How long have you had MAC? Are you starting meds separately...like adding 1/week? Are you being treated at a center that specializes in MAC and bronchiectasis? Do you have bronchiectasis and how severe is it?
Hi Newbie,
I was diagnosed with MAC and bronchiectasis in 2012. I’ve stayed relatively well until I enlisted on Encore/Insmed trial in Sept 23. The trial lasted 1 year and consisted of lipo amakacyn, clarithromycin and ethambutol. My hearing and eyesight was checked during trial and although hearing in left ear appeared to diminish, it was hard to attribute this to the meds. I knew I might be ‘placebo’ instead of amakaycin BUT didn’t realise until my hospital admission this week that if you don’t do at least 3 drug regime, there is a huge risk of developing antibiotic resistance. My clinicians really want me to start amakaycin/azithromycin/ethambutol/rifampacin but I’ve refused, for now, because of the fact that, as pointed out by lung consultant, only having 2 of the antibiotics could render me antibiotic resistant!! I don’t want to take ethambutol or rifampicin!! I’m 69 and only went downhill (in spread of Mac disease) AFTER trial finished. I’m angry, to be honest, because NO ONE outlined to me the risk of antibiotic resistance (if I was a placebo patient rather than a patient who was actually given amakacin)! I’m furious as this enlightenment about minimum drug regime has, potentially, given me a DEATH sentence! I’ve loved my life. I’ve kept as fit as I could. However, since end of trial in Sept 2024, my MAC disease has rapidly progressed. I’ve got a wonderful partner and loving family and friends BUT the Encore trial of amakacin has SEVERELY jeopardised my health! They know it….. and now I know it! Insmed never even wanted to purchase a small fridge for me to help with storage of amakacin. They’re only interested in PROFIT! Please think carefully about any trial…… you won’t always know the truth until it’s too late. 😢
@ccarter1004... I had a completely different experience with the antibiotics. 14 months on the Big 3 got rid of MAC. I've been free of it for 13 years. Any nausea was treated with ginger chews and ginger water. Now I am dealing with another deep lung infection with tobramycin and ciprofloxacin, alternating with azithromycin, alternating with IV antibiotic for 21 days. I take a nap after cough during postural drainage. I am retired and do my normal house chores with frequent breaks. I have added activities that help me rest, such as sewing , making jewelry, genealogy online, and puzzles. I listen to books on tape while lying down for postural drainage. On good air days, I spend one hour in my garden out of the sun. MAC made me retire since I could no longer work with children. I found other things to keep my mind busy. I hope you have a job working from home and are close to the hospital for IV infusions. My hospital is 60 miles away, but the trips were worth it for the great improvement in my lung health.

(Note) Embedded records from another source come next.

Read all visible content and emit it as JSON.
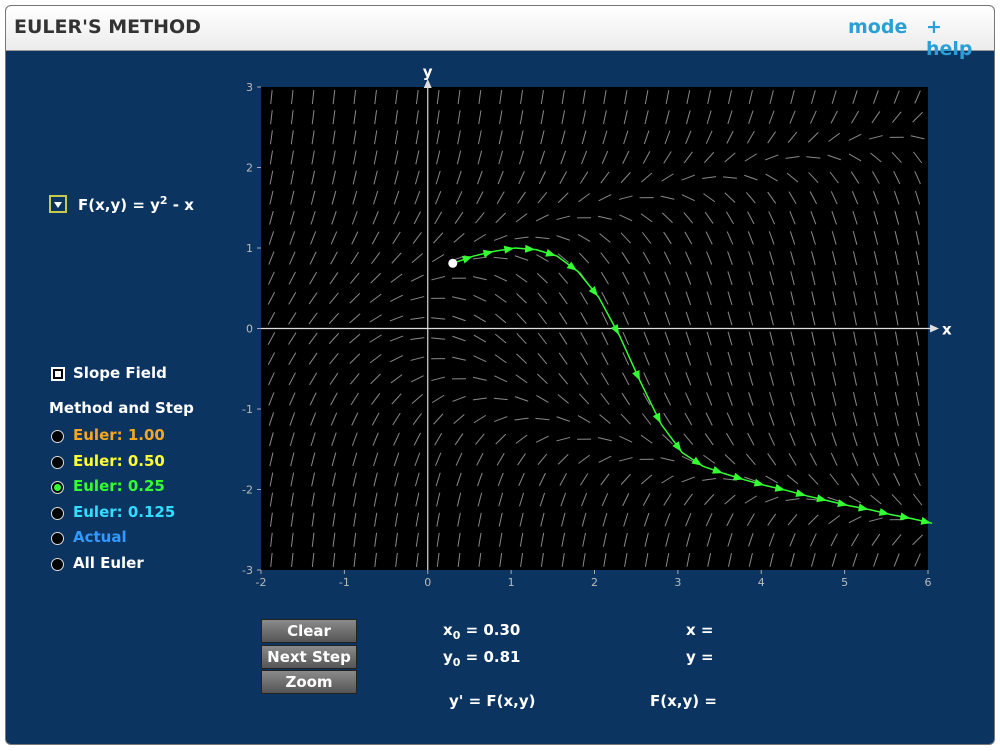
{
  "header": {
    "title": "EULER'S METHOD",
    "mode": "mode",
    "help": "+ help"
  },
  "function_label": {
    "lhs": "F(x,y) = y",
    "power": "2",
    "rest": " - x"
  },
  "slope_field": "Slope Field",
  "method_heading": "Method and Step",
  "methods": [
    {
      "label": "Euler: 1.00",
      "color": "#f5a623",
      "selected": false
    },
    {
      "label": "Euler: 0.50",
      "color": "#ffff33",
      "selected": false
    },
    {
      "label": "Euler: 0.25",
      "color": "#33ff33",
      "selected": true
    },
    {
      "label": "Euler: 0.125",
      "color": "#33ddff",
      "selected": false
    },
    {
      "label": "Actual",
      "color": "#3399ff",
      "selected": false
    },
    {
      "label": "All Euler",
      "color": "#ffffff",
      "selected": false
    }
  ],
  "buttons": [
    "Clear",
    "Next Step",
    "Zoom"
  ],
  "readouts": {
    "x0": {
      "name": "x",
      "sub": "0",
      "value": " = 0.30"
    },
    "y0": {
      "name": "y",
      "sub": "0",
      "value": " = 0.81"
    },
    "equation": "y' = F(x,y)",
    "x": "x =",
    "y": "y =",
    "f": "F(x,y) ="
  },
  "chart_data": {
    "type": "line",
    "x_label": "x",
    "y_label": "y",
    "xlim": [
      -2,
      6
    ],
    "ylim": [
      -3,
      3
    ],
    "xticks": [
      -2,
      -1,
      0,
      1,
      2,
      3,
      4,
      5,
      6
    ],
    "yticks": [
      -3,
      -2,
      -1,
      0,
      1,
      2,
      3
    ],
    "series": [
      {
        "color": "#33ff33",
        "x": [
          0.3,
          0.55,
          0.8,
          1.05,
          1.3,
          1.55,
          1.8,
          2.05,
          2.3,
          2.55,
          2.8,
          3.05,
          3.3,
          3.55,
          3.8,
          4.05,
          4.3,
          4.55,
          4.8,
          5.05,
          5.3,
          5.55,
          5.8,
          6.05
        ],
        "values": [
          0.81,
          0.9,
          0.96,
          1.0,
          0.98,
          0.9,
          0.71,
          0.39,
          -0.09,
          -0.66,
          -1.19,
          -1.54,
          -1.71,
          -1.8,
          -1.88,
          -1.95,
          -2.01,
          -2.08,
          -2.14,
          -2.2,
          -2.25,
          -2.31,
          -2.36,
          -2.42
        ]
      }
    ]
  }
}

I'm so sorry you've had such a difficult time. I was diagnosed with MAC in 2012 also and had no trouble with the rifamprin, ethambutal, and clarithromycin. I'm concerned that you refuse to take the recommended drugs out of fear and/or anger. Get a second opinion on resistance and protocols. You are not doomed to die. I suggest a therapist to help with the anger and to cope with your fears. This support group has many helpful suggestions for you.